Я множество раз видел, что с людьми делает скорбь. Некоторых она душила, других топила в их же слезах, третьих заставляла срывать голос в беспомощном крике. Кого-то скорбь ломала до неузнаваемости, а иногда и вовсе толкала на самоубийство, раздробив все чувства скорбящего в пыль. Со мной же скорбь поступила иначе.
Мне сухо.
Как бы я не хотел, чтобы внутри вспыхивали взрывы чувств при одном лишь взгляде на захоронения моих друзей, этого не происходит. Внутри сухо. Холодно. Тихо. И пусто. Может, какие-либо чувства были во мне, но они засохли, покрылись трещинами, а затем сломались на ломкие куски и рассыпались в пепел, сгинув раз и навсегда.
Кое-как встаю, чуть покачиваясь. Ноги затекли и налились тяжестью. Еле переставляю ими, направляясь к следующей могиле. Захоронение находится в самом конце кладбища, где много свободных мест. Что-либо другое мне дать отказались, так как не позволял статус погибшей.
Могила тоже пустует. Тела нет, так как его тоже сожгли вместе с другими погибшими. Уж слишком был велик риск большого количества смертников, никто и не разбирался, кто кому и кем приходится.
— Привет, мам, — шепчу я, опускаясь рядом с высоким, ровным и крепким голубцом, чья крыша украшена волнистыми узорами. Хотелось оставить хоть какую-то частичку моря, чей шум она считала лучшей музыкой. — Сегодня небо, которое ты любишь, — зачем-то говорю я, попросту не желая молчать. — Я… Мне тебя не хватает, матушка. И… — все слова, что я хотел сказать, разом вылетают из головы. Горло сжимается, в ушах поднимается гул, а перед глазами плывут тёмные круги, даже захоронение не разглядеть. На этот раз мне не сухо.
Мне страшно.
Рука машинально касается рукояти кинжала, вытаскивая короткий клинок. Сверкающее лезвие прижимается к левой стороне груди, чуть смещается вправо, и кончик направлен туда, где должно биться сердце. Пусть его ритм давно стих, но оно всё же есть. Надавливаю, готовясь погрузиться в знакомую тьму, как чьи-то руки меня останавливают.

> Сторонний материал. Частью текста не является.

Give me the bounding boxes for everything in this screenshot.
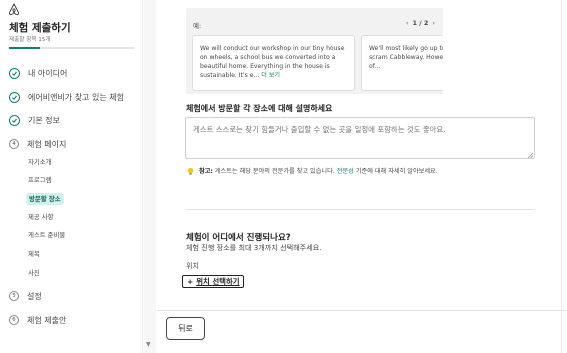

— Есений?.. — отрешённым взглядом я смотрю на стража, который сжимает мои ладони в своих и осторожно отводит кинжал от моей груди. Опускаю взгляд вниз, с ужасом осознавая, что я только что чуть не натворил.
Я не только чуть не нарушил обещание, данное Велимиру, но и собирался убить себя на могиле матери.
Кинжал с глухим стуком выпадает у меня из дрожащих рук. По щекам стекает что-то горячее и колючее, больно щиплющее кожу и глаза. Ничего не говоря, Есений подаётся вперёд, обнимая меня за плечи и прижимая к себе, пока я трясусь и немигающим взглядом смотрю лишь в одну точку: на могилу своей матери.
— Я ужасный сын… — выдавливаю я сквозь дрожь.
Возможно, мне показалось, но Есений слегка мотает головой и обнимает меня крепче.
Глава восьмая. Работа стража
Аня
— Мне это не нравится, — шёпотом говорю я, глядя на кровавое пятно, что темнеет на крепком стволе дерева.
— Такое никому не понравится, — соглашается Данияр и опускает взгляд вниз, куда я смотреть отказываюсь, потому как уже видела, что там.
Обезглавленное тело. Отрубленная голова, валяющаяся в нескольких футах. И очень много крови.